Among the official findings of the investigation, Archbishop Hunthuasen was accused of the following: that he had allowed divorced Catholics without annulments to take communion; gave lay people unauthorized influence in shaping programs as “a kind of voting process on doctrinal or moral teachings”; permitted intercommunion at weddings and funerals; and that he allowed a homosexual group to meet in the cathedral, which risked ignoring the Magisterium’s judgment that same-sex acts were “an intrinsic moral evil, intrinsically distorted and self-indulgent.”
In addition to welcoming the gay group to the cathedral, the investigation charged that the Archbishop had defended homosexual dignity in the Seattle Gay News in 1977.
Lastly, the Archbishop was accused of ignoring the canonical restrictions placed upon the licit celebration of General Absolution.
The Vatican’s reaction was to appoint an Auxiliary Bishop with special faculties, Donald Wuerl, who was to have final authority over six areas: liturgy, marriage, clergy and seminarians, ex-priests and any issues related to health care and homosexuals.
In effect, Archbishop Hunthausen was canonically stripped of office. He resigned as Archbishop of Seattle in 1990.
One of the things prophets most consistently get wrong is timing.
Does this mean that the prophet should cease speaking or forgetting the inspiration he has received? Often, even when the timing is wrong, prophetic words convey something from God that the Church should heed or at least notice.
Was Raymond Hunthausen a prophet? Was he a forerunner of the activist, pastoral, and socially-conscious style of church leadership that has been championed by Pope Francis?

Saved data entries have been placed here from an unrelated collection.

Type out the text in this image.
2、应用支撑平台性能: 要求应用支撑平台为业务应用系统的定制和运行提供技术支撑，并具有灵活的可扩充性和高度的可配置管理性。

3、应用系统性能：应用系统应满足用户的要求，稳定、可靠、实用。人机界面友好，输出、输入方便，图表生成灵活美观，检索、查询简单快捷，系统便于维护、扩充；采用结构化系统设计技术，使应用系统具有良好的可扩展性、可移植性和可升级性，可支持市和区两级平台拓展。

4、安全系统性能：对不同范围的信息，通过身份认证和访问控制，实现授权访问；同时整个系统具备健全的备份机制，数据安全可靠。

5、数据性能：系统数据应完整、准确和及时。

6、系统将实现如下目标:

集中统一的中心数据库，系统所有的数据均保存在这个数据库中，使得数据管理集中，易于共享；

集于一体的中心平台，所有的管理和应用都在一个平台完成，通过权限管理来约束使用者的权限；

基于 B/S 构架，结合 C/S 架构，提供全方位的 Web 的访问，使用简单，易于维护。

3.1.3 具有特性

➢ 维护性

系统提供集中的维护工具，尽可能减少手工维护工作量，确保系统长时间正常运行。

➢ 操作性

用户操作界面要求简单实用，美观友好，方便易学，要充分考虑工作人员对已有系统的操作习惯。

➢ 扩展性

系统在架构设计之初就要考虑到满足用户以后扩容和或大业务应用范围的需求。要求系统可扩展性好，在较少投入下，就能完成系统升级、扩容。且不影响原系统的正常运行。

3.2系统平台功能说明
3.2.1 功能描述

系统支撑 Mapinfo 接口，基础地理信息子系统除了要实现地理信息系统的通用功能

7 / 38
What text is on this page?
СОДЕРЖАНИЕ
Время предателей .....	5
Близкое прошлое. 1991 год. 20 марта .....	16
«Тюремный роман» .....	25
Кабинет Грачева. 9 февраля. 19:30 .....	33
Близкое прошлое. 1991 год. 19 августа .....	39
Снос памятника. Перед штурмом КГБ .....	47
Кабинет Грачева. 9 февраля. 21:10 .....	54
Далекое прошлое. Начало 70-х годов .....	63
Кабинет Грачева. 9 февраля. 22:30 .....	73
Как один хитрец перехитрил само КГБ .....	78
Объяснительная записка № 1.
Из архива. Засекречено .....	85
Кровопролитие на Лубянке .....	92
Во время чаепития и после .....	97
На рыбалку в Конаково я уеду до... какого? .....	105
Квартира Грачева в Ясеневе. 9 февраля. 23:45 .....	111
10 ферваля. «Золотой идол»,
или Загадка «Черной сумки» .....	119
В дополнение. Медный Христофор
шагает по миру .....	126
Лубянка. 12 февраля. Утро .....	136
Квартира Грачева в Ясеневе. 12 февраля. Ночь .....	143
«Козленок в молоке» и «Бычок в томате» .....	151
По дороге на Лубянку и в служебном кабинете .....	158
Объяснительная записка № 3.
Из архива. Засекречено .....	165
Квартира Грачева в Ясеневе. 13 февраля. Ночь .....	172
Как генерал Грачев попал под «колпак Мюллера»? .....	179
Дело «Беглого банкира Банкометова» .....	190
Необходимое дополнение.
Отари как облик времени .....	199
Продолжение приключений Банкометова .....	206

Much of what Archbishop Hunthausen proclaimed sounds a great deal like the kind that harmonize with Pope Francis’ message, one which inspires, one which forgives, treats those who fall outside strict doctrinal with tolerance and bestows mercy on those who might be considered unworthy under other regimes. Openness to homosexuals, broader welcome to communion, a greater, equal role for lay people, a witness to faith determined by compassion and attention to suffering rather than law and order.
The overlap between the Pope and the former Archbishop appears rather astounding.
And so, I just wonder if the Archbishop was just another example of a prophet with wrong timing!